The only way to justify the rabid campaign of corporate fearmongering about instability in the region is to look at the banner profits in the last quarter of 2010 alone when Exxon-Mobil, according to the New York Times, the largest domestic oil company, posted a healthy 53% increase in profit.
Occidental Petroleum, the behemoth onshore crude producer, also saw its fourth quarter profit rise nearly 30%, and profits at Royal Dutch Shell are predicted to escalate so much, over the next decade, that several executives have already opted to convert their bonuses into company share.

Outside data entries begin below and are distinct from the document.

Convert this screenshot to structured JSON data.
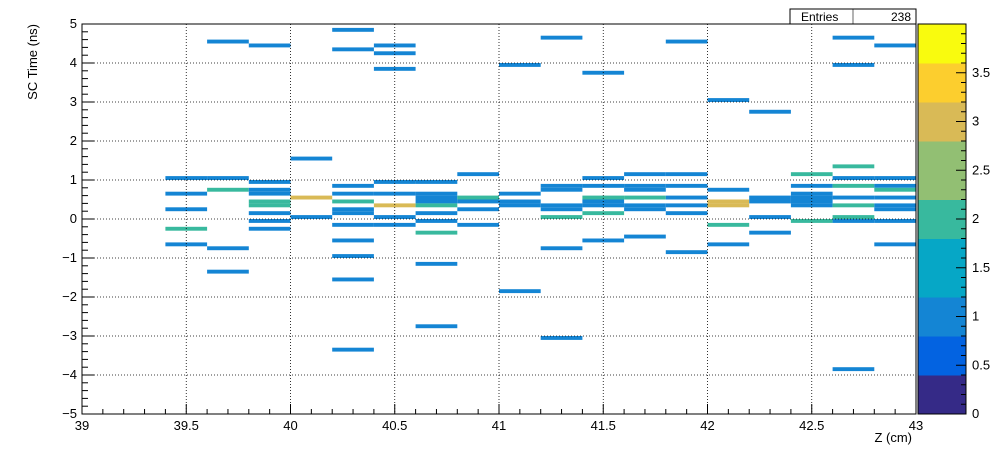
{
  "chart_data": {
    "type": "heatmap",
    "xlabel": "Z (cm)",
    "ylabel": "SC Time (ns)",
    "xlim": [
      39,
      43
    ],
    "ylim": [
      -5,
      5
    ],
    "zlim": [
      0,
      4
    ],
    "x_ticks": [
      {
        "v": 39,
        "label": "39"
      },
      {
        "v": 39.5,
        "label": "39.5"
      },
      {
        "v": 40,
        "label": "40"
      },
      {
        "v": 40.5,
        "label": "40.5"
      },
      {
        "v": 41,
        "label": "41"
      },
      {
        "v": 41.5,
        "label": "41.5"
      },
      {
        "v": 42,
        "label": "42"
      },
      {
        "v": 42.5,
        "label": "42.5"
      },
      {
        "v": 43,
        "label": "43"
      }
    ],
    "y_ticks": [
      {
        "v": -5,
        "label": "−5"
      },
      {
        "v": -4,
        "label": "−4"
      },
      {
        "v": -3,
        "label": "−3"
      },
      {
        "v": -2,
        "label": "−2"
      },
      {
        "v": -1,
        "label": "−1"
      },
      {
        "v": 0,
        "label": "0"
      },
      {
        "v": 1,
        "label": "1"
      },
      {
        "v": 2,
        "label": "2"
      },
      {
        "v": 3,
        "label": "3"
      },
      {
        "v": 4,
        "label": "4"
      },
      {
        "v": 5,
        "label": "5"
      }
    ],
    "z_ticks": [
      {
        "v": 0,
        "label": "0"
      },
      {
        "v": 0.5,
        "label": "0.5"
      },
      {
        "v": 1,
        "label": "1"
      },
      {
        "v": 1.5,
        "label": "1.5"
      },
      {
        "v": 2,
        "label": "2"
      },
      {
        "v": 2.5,
        "label": "2.5"
      },
      {
        "v": 3,
        "label": "3"
      },
      {
        "v": 3.5,
        "label": "3.5"
      }
    ],
    "grid": true,
    "palette": [
      "#352a87",
      "#0363e1",
      "#1485d4",
      "#06a7c6",
      "#38b99e",
      "#92bf73",
      "#d9ba56",
      "#fcce2e",
      "#f9fb0e"
    ],
    "stats": {
      "label": "Entries",
      "value": "238"
    },
    "bin_width": 0.2,
    "bin_height": 0.1,
    "cells": [
      {
        "x": 39.4,
        "y": 1.05,
        "z": 1
      },
      {
        "x": 39.4,
        "y": 0.65,
        "z": 1
      },
      {
        "x": 39.4,
        "y": 0.25,
        "z": 1
      },
      {
        "x": 39.4,
        "y": -0.25,
        "z": 2
      },
      {
        "x": 39.4,
        "y": -0.65,
        "z": 1
      },
      {
        "x": 39.6,
        "y": 1.05,
        "z": 1
      },
      {
        "x": 39.6,
        "y": 0.75,
        "z": 2
      },
      {
        "x": 39.6,
        "y": -0.75,
        "z": 1
      },
      {
        "x": 39.6,
        "y": -1.35,
        "z": 1
      },
      {
        "x": 39.6,
        "y": 4.55,
        "z": 1
      },
      {
        "x": 39.8,
        "y": 4.45,
        "z": 1
      },
      {
        "x": 39.8,
        "y": 0.95,
        "z": 1
      },
      {
        "x": 39.8,
        "y": 0.75,
        "z": 1
      },
      {
        "x": 39.8,
        "y": 0.65,
        "z": 1
      },
      {
        "x": 39.8,
        "y": 0.45,
        "z": 2
      },
      {
        "x": 39.8,
        "y": 0.35,
        "z": 2
      },
      {
        "x": 39.8,
        "y": 0.15,
        "z": 1
      },
      {
        "x": 39.8,
        "y": -0.05,
        "z": 1
      },
      {
        "x": 39.8,
        "y": -0.25,
        "z": 1
      },
      {
        "x": 40,
        "y": 1.55,
        "z": 1
      },
      {
        "x": 40,
        "y": 0.55,
        "z": 3
      },
      {
        "x": 40,
        "y": 0.05,
        "z": 1
      },
      {
        "x": 40.2,
        "y": 4.85,
        "z": 1
      },
      {
        "x": 40.2,
        "y": 4.35,
        "z": 1
      },
      {
        "x": 40.2,
        "y": 0.85,
        "z": 1
      },
      {
        "x": 40.2,
        "y": 0.65,
        "z": 1
      },
      {
        "x": 40.2,
        "y": 0.45,
        "z": 2
      },
      {
        "x": 40.2,
        "y": 0.25,
        "z": 1
      },
      {
        "x": 40.2,
        "y": 0.15,
        "z": 1
      },
      {
        "x": 40.2,
        "y": -0.15,
        "z": 1
      },
      {
        "x": 40.2,
        "y": -0.55,
        "z": 1
      },
      {
        "x": 40.2,
        "y": -0.95,
        "z": 1
      },
      {
        "x": 40.2,
        "y": -1.55,
        "z": 1
      },
      {
        "x": 40.2,
        "y": -3.35,
        "z": 1
      },
      {
        "x": 40.4,
        "y": 4.45,
        "z": 1
      },
      {
        "x": 40.4,
        "y": 4.25,
        "z": 1
      },
      {
        "x": 40.4,
        "y": 3.85,
        "z": 1
      },
      {
        "x": 40.4,
        "y": 0.95,
        "z": 1
      },
      {
        "x": 40.4,
        "y": 0.65,
        "z": 1
      },
      {
        "x": 40.4,
        "y": 0.35,
        "z": 3
      },
      {
        "x": 40.4,
        "y": 0.05,
        "z": 1
      },
      {
        "x": 40.4,
        "y": -0.15,
        "z": 1
      },
      {
        "x": 40.6,
        "y": 0.95,
        "z": 1
      },
      {
        "x": 40.6,
        "y": 0.65,
        "z": 1
      },
      {
        "x": 40.6,
        "y": 0.55,
        "z": 1
      },
      {
        "x": 40.6,
        "y": 0.45,
        "z": 1
      },
      {
        "x": 40.6,
        "y": 0.35,
        "z": 2
      },
      {
        "x": 40.6,
        "y": 0.15,
        "z": 1
      },
      {
        "x": 40.6,
        "y": -0.05,
        "z": 1
      },
      {
        "x": 40.6,
        "y": -0.35,
        "z": 2
      },
      {
        "x": 40.6,
        "y": -1.15,
        "z": 1
      },
      {
        "x": 40.6,
        "y": -2.75,
        "z": 1
      },
      {
        "x": 40.8,
        "y": 1.15,
        "z": 1
      },
      {
        "x": 40.8,
        "y": 0.55,
        "z": 2
      },
      {
        "x": 40.8,
        "y": 0.45,
        "z": 1
      },
      {
        "x": 40.8,
        "y": 0.25,
        "z": 1
      },
      {
        "x": 40.8,
        "y": -0.15,
        "z": 1
      },
      {
        "x": 41,
        "y": 3.95,
        "z": 1
      },
      {
        "x": 41,
        "y": 0.65,
        "z": 1
      },
      {
        "x": 41,
        "y": 0.45,
        "z": 1
      },
      {
        "x": 41,
        "y": 0.35,
        "z": 1
      },
      {
        "x": 41,
        "y": -1.85,
        "z": 1
      },
      {
        "x": 41.2,
        "y": 4.65,
        "z": 1
      },
      {
        "x": 41.2,
        "y": 0.85,
        "z": 1
      },
      {
        "x": 41.2,
        "y": 0.75,
        "z": 1
      },
      {
        "x": 41.2,
        "y": 0.35,
        "z": 1
      },
      {
        "x": 41.2,
        "y": 0.25,
        "z": 1
      },
      {
        "x": 41.2,
        "y": 0.05,
        "z": 2
      },
      {
        "x": 41.2,
        "y": -0.75,
        "z": 1
      },
      {
        "x": 41.2,
        "y": -3.05,
        "z": 1
      },
      {
        "x": 41.4,
        "y": 3.75,
        "z": 1
      },
      {
        "x": 41.4,
        "y": 1.05,
        "z": 1
      },
      {
        "x": 41.4,
        "y": 0.85,
        "z": 1
      },
      {
        "x": 41.4,
        "y": 0.55,
        "z": 2
      },
      {
        "x": 41.4,
        "y": 0.45,
        "z": 1
      },
      {
        "x": 41.4,
        "y": 0.35,
        "z": 1
      },
      {
        "x": 41.4,
        "y": 0.15,
        "z": 2
      },
      {
        "x": 41.4,
        "y": -0.55,
        "z": 1
      },
      {
        "x": 41.6,
        "y": 1.15,
        "z": 1
      },
      {
        "x": 41.6,
        "y": 0.85,
        "z": 1
      },
      {
        "x": 41.6,
        "y": 0.75,
        "z": 1
      },
      {
        "x": 41.6,
        "y": 0.55,
        "z": 2
      },
      {
        "x": 41.6,
        "y": 0.35,
        "z": 1
      },
      {
        "x": 41.6,
        "y": 0.25,
        "z": 1
      },
      {
        "x": 41.6,
        "y": -0.45,
        "z": 1
      },
      {
        "x": 41.8,
        "y": 4.55,
        "z": 1
      },
      {
        "x": 41.8,
        "y": 1.15,
        "z": 1
      },
      {
        "x": 41.8,
        "y": 0.85,
        "z": 1
      },
      {
        "x": 41.8,
        "y": 0.55,
        "z": 1
      },
      {
        "x": 41.8,
        "y": 0.35,
        "z": 1
      },
      {
        "x": 41.8,
        "y": 0.15,
        "z": 1
      },
      {
        "x": 41.8,
        "y": -0.85,
        "z": 1
      },
      {
        "x": 42,
        "y": 3.05,
        "z": 1
      },
      {
        "x": 42,
        "y": 0.75,
        "z": 1
      },
      {
        "x": 42,
        "y": 0.45,
        "z": 3
      },
      {
        "x": 42,
        "y": 0.35,
        "z": 3
      },
      {
        "x": 42,
        "y": -0.15,
        "z": 2
      },
      {
        "x": 42,
        "y": -0.65,
        "z": 1
      },
      {
        "x": 42.2,
        "y": 2.75,
        "z": 1
      },
      {
        "x": 42.2,
        "y": 0.55,
        "z": 1
      },
      {
        "x": 42.2,
        "y": 0.45,
        "z": 1
      },
      {
        "x": 42.2,
        "y": 0.05,
        "z": 1
      },
      {
        "x": 42.2,
        "y": -0.35,
        "z": 1
      },
      {
        "x": 42.4,
        "y": 1.15,
        "z": 2
      },
      {
        "x": 42.4,
        "y": 0.85,
        "z": 1
      },
      {
        "x": 42.4,
        "y": 0.65,
        "z": 1
      },
      {
        "x": 42.4,
        "y": 0.55,
        "z": 1
      },
      {
        "x": 42.4,
        "y": 0.45,
        "z": 1
      },
      {
        "x": 42.4,
        "y": 0.35,
        "z": 1
      },
      {
        "x": 42.4,
        "y": -0.05,
        "z": 2
      },
      {
        "x": 42.6,
        "y": 4.65,
        "z": 1
      },
      {
        "x": 42.6,
        "y": 3.95,
        "z": 1
      },
      {
        "x": 42.6,
        "y": 1.35,
        "z": 2
      },
      {
        "x": 42.6,
        "y": 1.05,
        "z": 1
      },
      {
        "x": 42.6,
        "y": 0.85,
        "z": 2
      },
      {
        "x": 42.6,
        "y": 0.55,
        "z": 1
      },
      {
        "x": 42.6,
        "y": 0.35,
        "z": 2
      },
      {
        "x": 42.6,
        "y": 0.05,
        "z": 2
      },
      {
        "x": 42.6,
        "y": -0.05,
        "z": 1
      },
      {
        "x": 42.6,
        "y": -3.85,
        "z": 1
      },
      {
        "x": 42.8,
        "y": 4.45,
        "z": 1
      },
      {
        "x": 42.8,
        "y": 1.05,
        "z": 1
      },
      {
        "x": 42.8,
        "y": 0.85,
        "z": 1
      },
      {
        "x": 42.8,
        "y": 0.75,
        "z": 2
      },
      {
        "x": 42.8,
        "y": 0.55,
        "z": 1
      },
      {
        "x": 42.8,
        "y": 0.35,
        "z": 1
      },
      {
        "x": 42.8,
        "y": 0.25,
        "z": 1
      },
      {
        "x": 42.8,
        "y": -0.05,
        "z": 1
      },
      {
        "x": 42.8,
        "y": -0.65,
        "z": 1
      }
    ]
  }
}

How about the federal government acting as interim chief executive of Exxon-Mobil, Chevron, Shell, and any other oil company that grows fatter at consumer expense? After doing so, the administration can then officially raise their tax rate to 37% and collect that 37% not merely on their profit but on all their corporate income, as well as set in place price controls to prevent this kind of carpetbagging from happening in future.
Clearly, gross lack of federal oversight of the oil industry is working so well that in corporate boardrooms, and on Wall Street, nobody wants to say a peep about it. But when the number of working Americans lined up at food banks grows to include folks in suits and ties, maybe somebody on K Street will open their mouth.
After all, since the president's strategy of government takeover has worked so well to grow the auto industry that is now having the best year they've had in many, then why not try it on the oil companies and arrange for a temporary federal stewardship to prevent the further obscene escalation of prices we're now seeing at the pump.
Austerity: it's not just for working Americans, but oil companies, too.